AUSTIN, Texas (CN) — A woman convicted in 2005 of murdering a toddler was exonerated Monday after a Texas prosecutor moved to dismiss her indictment.
Rosa Olvera Jimenez, 41, spent 18 years behind bars after a Travis County jury found her guilty of murder and injury to a child and sentenced her to 99 years in prison. She was released on bond in 2021 after new testimony by doctors pointed to her wrongful conviction.
Jimenez, then 20 years old, was babysitting 21-month-old Bryan Gutierrez in her Austin apartment on Jan. 30, 2003, when he swallowed a wad of paper towels.
After she found him choking Jimenez tried to remove the blockage. Unable to do so, she carried him to a neighbor’s apartment and asked them to call 911.
Paramedics pulled the paper from the boy’s throat with forceps and rushed him to the hospital. But he had suffered brain damage from lack of oxygen, so doctors could do nothing to save him.

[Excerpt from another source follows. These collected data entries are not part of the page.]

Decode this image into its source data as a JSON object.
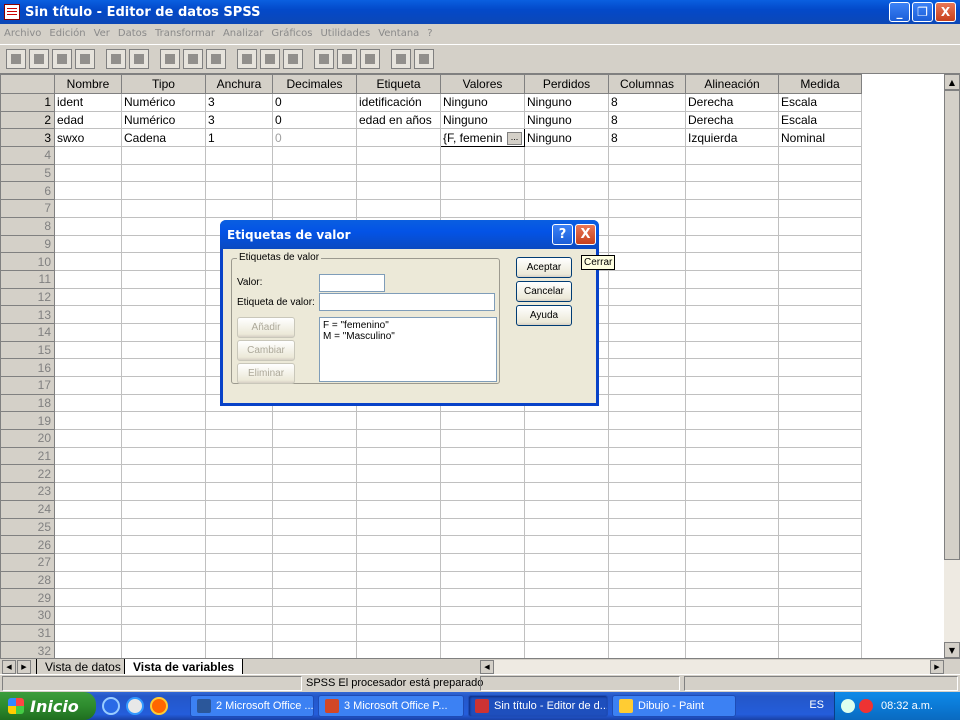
{
  "window": {
    "title": "Sin título - Editor de datos SPSS",
    "controls": [
      "_",
      "❐",
      "X"
    ]
  },
  "menu": [
    "Archivo",
    "Edición",
    "Ver",
    "Datos",
    "Transformar",
    "Analizar",
    "Gráficos",
    "Utilidades",
    "Ventana",
    "?"
  ],
  "grid": {
    "columns": [
      "Nombre",
      "Tipo",
      "Anchura",
      "Decimales",
      "Etiqueta",
      "Valores",
      "Perdidos",
      "Columnas",
      "Alineación",
      "Medida"
    ],
    "rows": [
      [
        "ident",
        "Numérico",
        "3",
        "0",
        "idetificación",
        "Ninguno",
        "Ninguno",
        "8",
        "Derecha",
        "Escala"
      ],
      [
        "edad",
        "Numérico",
        "3",
        "0",
        "edad en años",
        "Ninguno",
        "Ninguno",
        "8",
        "Derecha",
        "Escala"
      ],
      [
        "swxo",
        "Cadena",
        "1",
        "0",
        "",
        "{F, femenin",
        "Ninguno",
        "8",
        "Izquierda",
        "Nominal"
      ]
    ],
    "row_numbers": [
      "1",
      "2",
      "3",
      "4",
      "5",
      "6",
      "7",
      "8",
      "9",
      "10",
      "11",
      "12",
      "13",
      "14",
      "15",
      "16",
      "17",
      "18",
      "19",
      "20",
      "21",
      "22",
      "23",
      "24",
      "25",
      "26",
      "27",
      "28",
      "29",
      "30",
      "31",
      "32"
    ],
    "cell_button": "..."
  },
  "tabs": {
    "data_view": "Vista de datos",
    "variable_view": "Vista de variables"
  },
  "status": "SPSS El procesador  está preparado",
  "dialog": {
    "title": "Etiquetas de valor",
    "help": "?",
    "close": "X",
    "group_label": "Etiquetas de valor",
    "value_label": "Valor:",
    "value_input": "",
    "label_label": "Etiqueta de valor:",
    "label_input": "",
    "add": "Añadir",
    "change": "Cambiar",
    "remove": "Eliminar",
    "list": [
      "F = \"femenino\"",
      "M = \"Masculino\""
    ],
    "ok": "Aceptar",
    "cancel": "Cancelar",
    "help_button": "Ayuda"
  },
  "tooltip": "Cerrar",
  "taskbar": {
    "start": "Inicio",
    "items": [
      "2 Microsoft Office ...",
      "3 Microsoft Office P...",
      "Sin título - Editor de d...",
      "Dibujo - Paint"
    ],
    "active_index": 2,
    "language": "ES",
    "clock": "08:32 a.m."
  }
}
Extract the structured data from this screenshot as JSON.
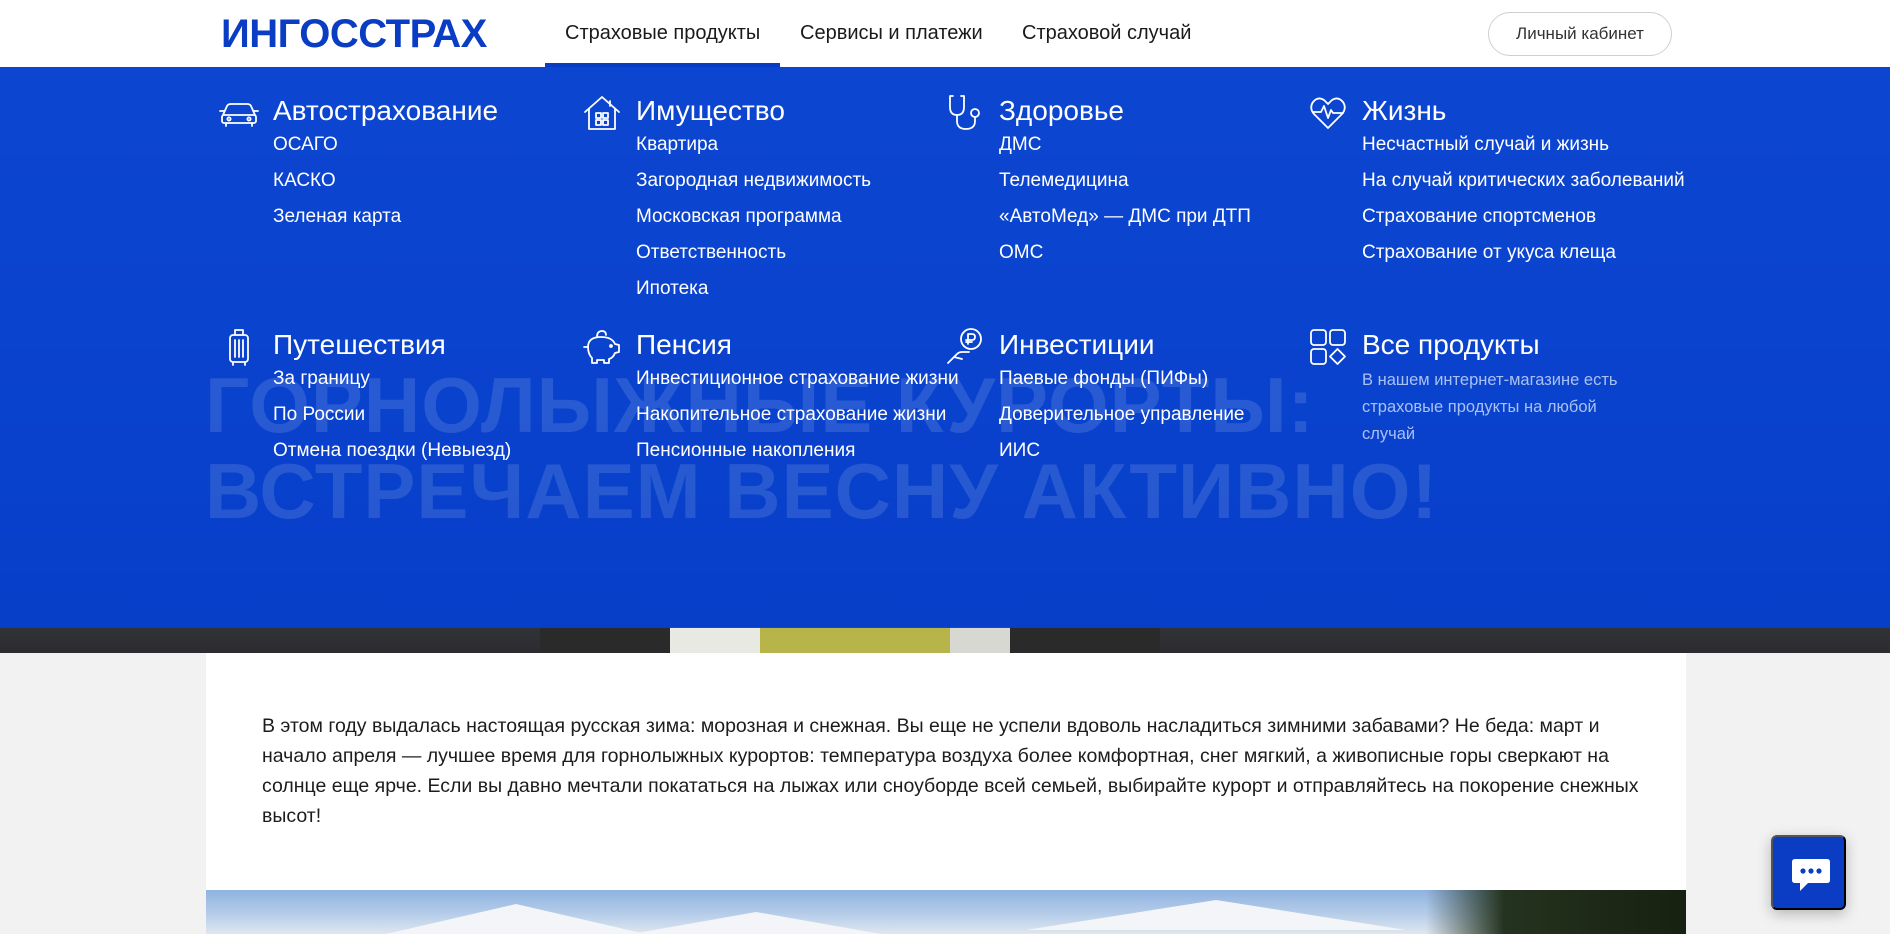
{
  "header": {
    "logo": "ИНГОССТРАХ",
    "nav": [
      {
        "label": "Страховые продукты",
        "active": true
      },
      {
        "label": "Сервисы и платежи",
        "active": false
      },
      {
        "label": "Страховой случай",
        "active": false
      }
    ],
    "cabinet_label": "Личный кабинет"
  },
  "hero": {
    "title_line1": "ГОРНОЛЫЖНЫЕ КУРОРТЫ:",
    "title_line2": "ВСТРЕЧАЕМ ВЕСНУ АКТИВНО!"
  },
  "menu": {
    "categories": [
      {
        "title": "Автострахование",
        "icon": "car-icon",
        "links": [
          "ОСАГО",
          "КАСКО",
          "Зеленая карта"
        ]
      },
      {
        "title": "Имущество",
        "icon": "house-icon",
        "links": [
          "Квартира",
          "Загородная недвижимость",
          "Московская программа",
          "Ответственность",
          "Ипотека"
        ]
      },
      {
        "title": "Здоровье",
        "icon": "stethoscope-icon",
        "links": [
          "ДМС",
          "Телемедицина",
          "«АвтоМед» — ДМС при ДТП",
          "ОМС"
        ]
      },
      {
        "title": "Жизнь",
        "icon": "heart-pulse-icon",
        "links": [
          "Несчастный случай и жизнь",
          "На случай критических заболеваний",
          "Страхование спортсменов",
          "Страхование от укуса клеща"
        ]
      },
      {
        "title": "Путешествия",
        "icon": "suitcase-icon",
        "links": [
          "За границу",
          "По России",
          "Отмена поездки (Невыезд)"
        ]
      },
      {
        "title": "Пенсия",
        "icon": "piggy-bank-icon",
        "links": [
          "Инвестиционное страхование жизни",
          "Накопительное страхование жизни",
          "Пенсионные накопления"
        ]
      },
      {
        "title": "Инвестиции",
        "icon": "ruble-hand-icon",
        "links": [
          "Паевые фонды (ПИФы)",
          "Доверительное управление",
          "ИИС"
        ]
      },
      {
        "title": "Все продукты",
        "icon": "grid-icon",
        "description": "В нашем интернет-магазине есть страховые продукты на любой случай"
      }
    ]
  },
  "article": {
    "text": "В этом году выдалась настоящая русская зима: морозная и снежная. Вы еще не успели вдоволь насладиться зимними забавами? Не беда: март и начало апреля — лучшее время для горнолыжных курортов: температура воздуха более комфортная, снег мягкий, а живописные горы сверкают на солнце еще ярче. Если вы давно мечтали покататься на лыжах или сноуборде всей семьей, выбирайте курорт и отправляйтесь на покорение снежных высот!"
  },
  "chat": {
    "icon": "chat-icon"
  },
  "colors": {
    "brand": "#0a3dc4",
    "menu_bg": "#0440d2",
    "menu_desc": "#a9c0f2"
  }
}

The child remained unresponsive and died three months later when his mother took him off life support.
Child Protective Services removed Jimenez’s 1-year-old daughter from her custody after she was arrested for the toddler’s death.
Jimenez was also pregnant at the time; she gave birth to a son while incarcerated. She has now reunited with her daughter and son and recently got married.
Travis County District Attorney José Garza, a Democrat and former public defender, formally cleared Jimenez of wrongdoing Monday. At the hearing in Austin, District Judge Karen Sage granted Garza’s motion to dismiss the charges.
Jimenez and her defense attorney, Vanessa Potkin of the Innocence Project, held a press conference after the hearing, which was livestreamed from the Benjamin N. Cardozo School of Law in New York City, also the home of the Innocence Project.
Jimenez revealed she has a new member of her family: In addition to her long-awaited exoneration, Jimenez became a grandmother on Monday. Her daughter gave birth to her first child.
“My grandbaby just arrived like five minutes ago,” Jimenez said.
“I’m excited for this new life,” she added. “I believe everything is possible. I’m here, so everything is possible.”
Despite prevailing in her criminal case, Jimenez is dealing with a life-threatening challenge: She has end-stage kidney disease for which she receives dialysis three times a week.
With help from the Innocence Project, Jimenez found a place to stay in New York City and is receiving treatment at the Weill Cornell Medical Center in preparation for a transplant. But first she must find a kidney donor. The hospital has set up a website for Jimenez to screen potential kidney donors.
Jimenez also has the backing of San Antonio Spurs head coach Gregg Popovich. According to Jimenez’s attorneys, Popovich said he would pay for her transplant before Jimenez learned her wife’s insurer will cover the procedure.
During her trial, the state called two doctors to the stand who treated Gutierrez before he died. They testified it was impossible for the toddler to have accidentally choked on the paper towels because his gag reflex would have prevented them from lodging in his throat.
But Jimenez’s lawyers hired four doctors who specialize in children’s airways to review the evidence, and they determined Gutierrez’s death was likely an accident.
The doctors found it “would be exceedingly difficult even with additional adults restraining the child” to insert a wad of paper towels, and that Gutierrez “could have readily inserted the paper towels in his mouth, either as a string or wad,” in a consensus statement they issued in 2020.
Based on the four doctors’ opinions, Sage granted Jimenez’s habeas petition and ordered her released on bond in January 2021.
Sage, whose bond decision was supported by the Travis County DA’s Office, determined Jimenez’s due process rights were violated because prosecutors had presented false and misleading testimony during her trial, and she was likely innocent of the crimes for which she was convicted.
District Attorney Garza said in a statement Monday the criminal justice system had failed both Jimenez and the Gutierrez family, and he hopes exposing the truth can bring them some sense of closure and peace.
“As prosecutors, we have an obligation to ensure the integrity of convictions and to seek justice. In the case against Rosa Jimenez, it is clear that false medical testimony was used to obtain her conviction, and without that testimony under the law, she would not have been convicted,” Garza said.
Potkin, one of Jimenez’s attorneys, noted Jimenez is one of many women in the U.S. who have been falsely accused of hurting people they were looking after.
“Rosa’s situation is not uncommon particularly among women who are wrongfully convicted,” Potkin said at the press conference.
She continued: “According to the National Registry of Exonerations, 40% of female exonerees were wrongly convicted of harming children or other loved ones who are in their care. And like Rosa, nearly three-fourths of women who are exonerated were convicted of crimes that never even happened, often times involving children.”